I found all the above quotes on the back of a book copyrighted in 1959, To Appomattox: Nine April Days. There was no information about the book at hand, just inspiring reading quotes from great writers.

In addition, I’ve been reading Nancie Atwell’s The Reading Zone: How to Help Kids Become Skilled, Passionate, Habitual, Critical Readersand I keep running across quotes I want to remember:

The goal is “to read for pleasure, but not for idleness; for pastime but not to kill time; to seek, and find, delight and enlargement of life in books.” ~Robertson Davies

In reading workshop, the delights are intrinsic, always: This week I got to experience a whole world with characters I loved; inside me I traveled, wondered, worried, laughed, cried, raged, triumphed. The passions aroused by stories and characters are the prize~Nancie Atwell

Frequent, voluminous, happy experiences with books — preferably in a room that’s filled with good ones and in the company of a teacher who knows how to invite and sustain a love of stories — are the way to teach and learn reading for a lifetime. ~Nancie Atwell

“The vicarious experience of reading can shape our essence, change us, just as firsthand experience can.”  ~Sydney Jourard

The Reader’s Bill of Rights

  1. The right not to read something
  2. The right to skip pages
  3. The right not to finish
  4. The right to reread
  5. The right to read anything
  6. The right to escapism
  7. The right to read anywhere
  8. The right to browse
  9. The right to read out loud
  10. The right to not defend your tastes

~Daniel Pennac

This afternoon I decided to claim my rights as a reader and I did a little skipping and browsing of the rest of The Reading Zone. I was disappointed in Chapter 5 on Comprehension. She argued against what’s been written on reading comprehension since Pearson’s research in 1985. That would include some of my favorite writers — who write primarily about using the comprehension strategies good readers use — Ellin Keene, Susan Zimmerman, Cris Tovani, and Stephanie Harvey. The strategies from Mosaic of Thought have made it into the Iowa Core–one of just two additions Iowa added to the Common Core Standards.

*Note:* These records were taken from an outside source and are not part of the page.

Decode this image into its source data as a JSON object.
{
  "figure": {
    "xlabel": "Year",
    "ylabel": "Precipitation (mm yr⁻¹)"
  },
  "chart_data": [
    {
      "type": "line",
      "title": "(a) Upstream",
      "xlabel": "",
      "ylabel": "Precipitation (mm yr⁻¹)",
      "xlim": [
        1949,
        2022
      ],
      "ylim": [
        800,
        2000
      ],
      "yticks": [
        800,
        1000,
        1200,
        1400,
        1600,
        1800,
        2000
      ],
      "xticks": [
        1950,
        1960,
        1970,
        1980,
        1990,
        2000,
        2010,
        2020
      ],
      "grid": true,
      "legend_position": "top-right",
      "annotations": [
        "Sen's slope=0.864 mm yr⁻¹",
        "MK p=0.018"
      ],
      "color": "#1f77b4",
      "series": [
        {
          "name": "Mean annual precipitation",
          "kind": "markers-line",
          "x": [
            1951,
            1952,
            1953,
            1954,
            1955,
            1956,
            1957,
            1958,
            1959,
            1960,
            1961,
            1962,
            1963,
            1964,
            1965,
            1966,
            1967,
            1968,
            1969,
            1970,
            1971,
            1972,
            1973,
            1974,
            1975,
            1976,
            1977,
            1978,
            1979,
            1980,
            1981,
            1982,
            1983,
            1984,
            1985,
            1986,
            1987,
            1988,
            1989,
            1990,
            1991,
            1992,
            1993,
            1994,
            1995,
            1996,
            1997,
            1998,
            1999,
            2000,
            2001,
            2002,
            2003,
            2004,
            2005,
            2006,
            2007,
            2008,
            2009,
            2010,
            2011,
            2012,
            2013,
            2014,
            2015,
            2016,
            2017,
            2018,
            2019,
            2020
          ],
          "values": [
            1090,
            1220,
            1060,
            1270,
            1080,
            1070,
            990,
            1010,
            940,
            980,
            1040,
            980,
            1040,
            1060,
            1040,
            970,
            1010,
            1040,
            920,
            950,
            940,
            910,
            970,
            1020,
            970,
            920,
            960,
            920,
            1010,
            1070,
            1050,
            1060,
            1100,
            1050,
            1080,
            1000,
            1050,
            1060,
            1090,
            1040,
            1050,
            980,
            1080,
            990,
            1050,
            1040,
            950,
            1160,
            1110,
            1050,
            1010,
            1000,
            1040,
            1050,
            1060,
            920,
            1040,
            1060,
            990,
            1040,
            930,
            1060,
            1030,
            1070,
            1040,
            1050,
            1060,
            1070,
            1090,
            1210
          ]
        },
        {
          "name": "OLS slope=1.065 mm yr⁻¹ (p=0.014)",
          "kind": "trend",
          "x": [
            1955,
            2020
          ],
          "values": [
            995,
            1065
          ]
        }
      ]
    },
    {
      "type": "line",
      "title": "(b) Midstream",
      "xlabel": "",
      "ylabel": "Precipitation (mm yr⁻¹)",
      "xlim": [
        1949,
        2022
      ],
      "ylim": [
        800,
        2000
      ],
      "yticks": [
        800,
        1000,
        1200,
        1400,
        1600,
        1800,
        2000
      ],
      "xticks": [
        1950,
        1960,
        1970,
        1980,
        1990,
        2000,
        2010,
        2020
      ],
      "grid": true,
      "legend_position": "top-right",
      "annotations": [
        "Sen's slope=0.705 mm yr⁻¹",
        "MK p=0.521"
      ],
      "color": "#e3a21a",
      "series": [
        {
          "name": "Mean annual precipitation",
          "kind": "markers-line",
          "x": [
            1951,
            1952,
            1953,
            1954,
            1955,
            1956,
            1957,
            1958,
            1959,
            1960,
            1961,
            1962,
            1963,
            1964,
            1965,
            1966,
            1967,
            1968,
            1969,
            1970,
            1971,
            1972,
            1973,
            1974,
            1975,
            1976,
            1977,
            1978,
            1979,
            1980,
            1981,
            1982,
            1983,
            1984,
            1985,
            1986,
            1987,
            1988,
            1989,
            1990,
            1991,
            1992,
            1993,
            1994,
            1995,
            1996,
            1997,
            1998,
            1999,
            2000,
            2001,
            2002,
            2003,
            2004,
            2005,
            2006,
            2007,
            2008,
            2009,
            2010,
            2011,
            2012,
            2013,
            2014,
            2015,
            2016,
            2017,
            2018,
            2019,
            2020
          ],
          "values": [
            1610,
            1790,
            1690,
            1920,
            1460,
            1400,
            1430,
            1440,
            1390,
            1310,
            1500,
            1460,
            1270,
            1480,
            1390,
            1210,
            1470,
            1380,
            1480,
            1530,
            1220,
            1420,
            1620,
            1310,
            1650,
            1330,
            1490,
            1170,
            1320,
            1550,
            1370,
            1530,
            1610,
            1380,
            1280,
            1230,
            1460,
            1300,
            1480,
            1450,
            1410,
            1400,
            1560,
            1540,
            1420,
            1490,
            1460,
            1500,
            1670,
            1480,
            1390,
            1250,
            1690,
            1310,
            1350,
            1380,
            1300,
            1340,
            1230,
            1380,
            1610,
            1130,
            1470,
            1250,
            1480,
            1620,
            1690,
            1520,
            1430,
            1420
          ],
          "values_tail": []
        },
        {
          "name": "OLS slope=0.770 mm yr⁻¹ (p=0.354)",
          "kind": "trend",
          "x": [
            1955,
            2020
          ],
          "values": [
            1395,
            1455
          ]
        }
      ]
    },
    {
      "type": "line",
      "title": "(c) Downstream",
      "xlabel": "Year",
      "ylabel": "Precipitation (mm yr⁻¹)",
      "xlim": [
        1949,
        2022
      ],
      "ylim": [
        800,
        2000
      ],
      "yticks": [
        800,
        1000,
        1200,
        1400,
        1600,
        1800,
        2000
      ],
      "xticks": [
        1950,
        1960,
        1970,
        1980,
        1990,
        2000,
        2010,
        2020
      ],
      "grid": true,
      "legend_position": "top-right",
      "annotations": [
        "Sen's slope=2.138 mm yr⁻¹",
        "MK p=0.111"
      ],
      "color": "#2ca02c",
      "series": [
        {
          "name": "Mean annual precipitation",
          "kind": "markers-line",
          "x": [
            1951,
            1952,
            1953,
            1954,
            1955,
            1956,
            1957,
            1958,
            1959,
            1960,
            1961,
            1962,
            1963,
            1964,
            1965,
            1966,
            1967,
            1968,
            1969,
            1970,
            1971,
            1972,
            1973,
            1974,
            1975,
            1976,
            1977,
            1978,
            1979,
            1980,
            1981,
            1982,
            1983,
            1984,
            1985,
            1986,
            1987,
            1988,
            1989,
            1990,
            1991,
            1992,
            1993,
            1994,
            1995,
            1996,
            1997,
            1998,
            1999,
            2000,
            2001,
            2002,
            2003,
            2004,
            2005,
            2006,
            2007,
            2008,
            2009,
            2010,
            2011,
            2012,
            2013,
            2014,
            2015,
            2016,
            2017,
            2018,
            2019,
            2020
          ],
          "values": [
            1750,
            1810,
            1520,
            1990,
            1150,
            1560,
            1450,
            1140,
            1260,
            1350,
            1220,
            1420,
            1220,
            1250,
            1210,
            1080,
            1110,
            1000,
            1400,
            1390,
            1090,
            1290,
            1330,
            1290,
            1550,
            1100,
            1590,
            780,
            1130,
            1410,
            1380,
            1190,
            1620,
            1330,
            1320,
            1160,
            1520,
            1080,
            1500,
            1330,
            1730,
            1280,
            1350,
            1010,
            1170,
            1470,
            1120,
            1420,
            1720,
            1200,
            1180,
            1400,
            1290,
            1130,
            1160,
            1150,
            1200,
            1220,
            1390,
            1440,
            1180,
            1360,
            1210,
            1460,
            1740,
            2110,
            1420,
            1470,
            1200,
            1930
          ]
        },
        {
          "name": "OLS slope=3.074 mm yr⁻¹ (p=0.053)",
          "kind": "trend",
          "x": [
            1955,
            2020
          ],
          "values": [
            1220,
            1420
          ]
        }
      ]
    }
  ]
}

Nancie talked about connections with self, text, and world mostly in the negative sense, about the “irrelevant bumps” that come in to disturb the reading zone. Certainly there are some of those, but good readers know when their understanding breaks down, and they have fix-up strategies for getting back in the zone.

It’s true that strategy instruction is only important for a certain population of readers–the ones with decoding skills but aren’t using comprehension strategies. Proficient readers don’t need to be taught the skills because they already have them. That’s why her students rebelled at the sticky notes she required them all to write.

Overall, however, I gleaned many good ideas from The Reading Zone. I’m going to make some fairly radical changes in my language arts curriculum next year. More choice. Less quizzes, tests, and book projects. More reading homework and accountability. I believe my classes will be more relevant and rigorous than they’ve been in the past. Atwell’s book has some great resources–a list of openers to help students write their letter/essays in response to books, a list of questions to ask students during individual conferences, and a great two-page reading survey for the first day. This was a book worth the read/browse.

I’ll report back next year about how it’s going!